I am not sure if notice-and-block will emerge as the legal standard for liability in AI defamation cases. But I worry that, as a standard, it’s likely to amount to a least-bad option, rather than a good one. It seems to me that there’s at least two problems with notice-and-block. The first is that, in most cases, victims won’t know they’ve been defamed. Any number of people who go to the LLM to search for a public figure will get defamatory content, believe it, but not otherwise reproduce it in a way that would allow for legal scrutiny. The merit of the standard in Sullivan is that it ran through a major newspaper – defamation would be hard to miss. Now, one might argue here that without the equivalent of a major newspaper publication, the harm of defamation is reduced. Sort of a no-harm, no foul. I don’t think that works, however. First, as Volokh points out, defamation doesn’t require traditional publication. Second, if the LLM is functioning as a de facto newspaper – as the place where people learn about the world – then it won’t have to actually be physically spread around. The indefinitely many private viewings could easily cause substantial harm to the victim, even if none of those went viral in the sort of way that would cause public scrutiny.
The other problem is that this is an ad hoc solution to a systemic problem.
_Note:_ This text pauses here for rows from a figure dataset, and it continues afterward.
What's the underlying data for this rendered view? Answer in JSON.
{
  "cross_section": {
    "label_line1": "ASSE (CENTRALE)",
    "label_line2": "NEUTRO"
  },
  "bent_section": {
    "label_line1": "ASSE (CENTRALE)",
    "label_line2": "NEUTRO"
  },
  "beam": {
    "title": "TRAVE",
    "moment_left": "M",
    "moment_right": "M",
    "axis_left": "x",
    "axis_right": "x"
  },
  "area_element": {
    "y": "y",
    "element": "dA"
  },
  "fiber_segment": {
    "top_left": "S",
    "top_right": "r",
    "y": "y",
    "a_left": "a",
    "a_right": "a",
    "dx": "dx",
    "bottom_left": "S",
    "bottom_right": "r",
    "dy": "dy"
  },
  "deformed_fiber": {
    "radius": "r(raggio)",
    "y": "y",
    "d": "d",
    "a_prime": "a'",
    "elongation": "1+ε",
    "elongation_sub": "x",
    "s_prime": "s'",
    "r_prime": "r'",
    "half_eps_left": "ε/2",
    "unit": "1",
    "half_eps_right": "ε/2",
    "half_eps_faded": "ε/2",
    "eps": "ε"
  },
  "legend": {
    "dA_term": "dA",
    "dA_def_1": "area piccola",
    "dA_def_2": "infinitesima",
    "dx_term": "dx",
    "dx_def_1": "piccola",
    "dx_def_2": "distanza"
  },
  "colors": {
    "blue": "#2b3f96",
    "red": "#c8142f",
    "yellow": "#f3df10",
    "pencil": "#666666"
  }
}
The LLM will try to generate plausible content in answer to queries, and it will do so without fact checking (unless that is coded in directly). It can generate indefinitely many defamatory statements every single minute. A notice-and-block regime risks becoming a game of wack-a-mole. To be sure, this objection can be raised against the DMCA takedown regime too. But in that case, the damage is limited in at least two ways. On the one hand, the dependence on actual, hand-created content or mash-ups limits the rate at which offending content can be created (of course, AI videos may require this discussion to be updated soon). On the other hand, much of the content that is taken down does not actually damage the interests of the copyright owner, no matter how many times it is viewed. A video of a Toddler dancing to Purple Rain isn’t going to hurt record sales very much, even if it’s viewed a million times. The same can’t be said for defamatory content.
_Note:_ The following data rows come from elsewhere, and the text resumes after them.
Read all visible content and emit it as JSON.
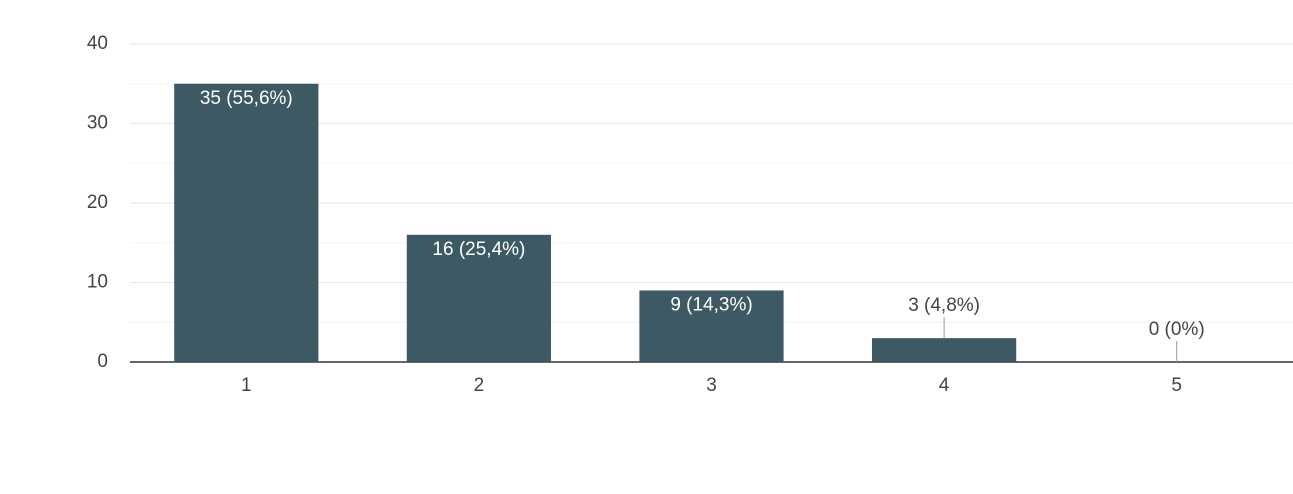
{
  "chart_data": {
    "type": "bar",
    "categories": [
      "1",
      "2",
      "3",
      "4",
      "5"
    ],
    "values": [
      35,
      16,
      9,
      3,
      0
    ],
    "value_labels": [
      "35 (55,6%)",
      "16 (25,4%)",
      "9 (14,3%)",
      "3 (4,8%)",
      "0 (0%)"
    ],
    "color": "#3d5a64",
    "ylim": [
      0,
      40
    ],
    "yticks": [
      0,
      10,
      20,
      30,
      40
    ],
    "minor_yticks": [
      5,
      15,
      25,
      35
    ],
    "grid": true
  }
}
One thing that’s happened with the takedown regime is the deputization of algorithms and bots that continuously scan YouTube and other places for signatures of material that copyright owners want to see protected; if the algorithm thinks it detects material, it sends a takedown notice. One could imagine something like that here – an AI or other algorithm is programmed to continually try to get another AI to issue defamatory content, which is then sent to the notice-and-block regime. It’s not clear to me this is a good regulatory strategy – but if we get to notice-and-block, it’s the obvious next step.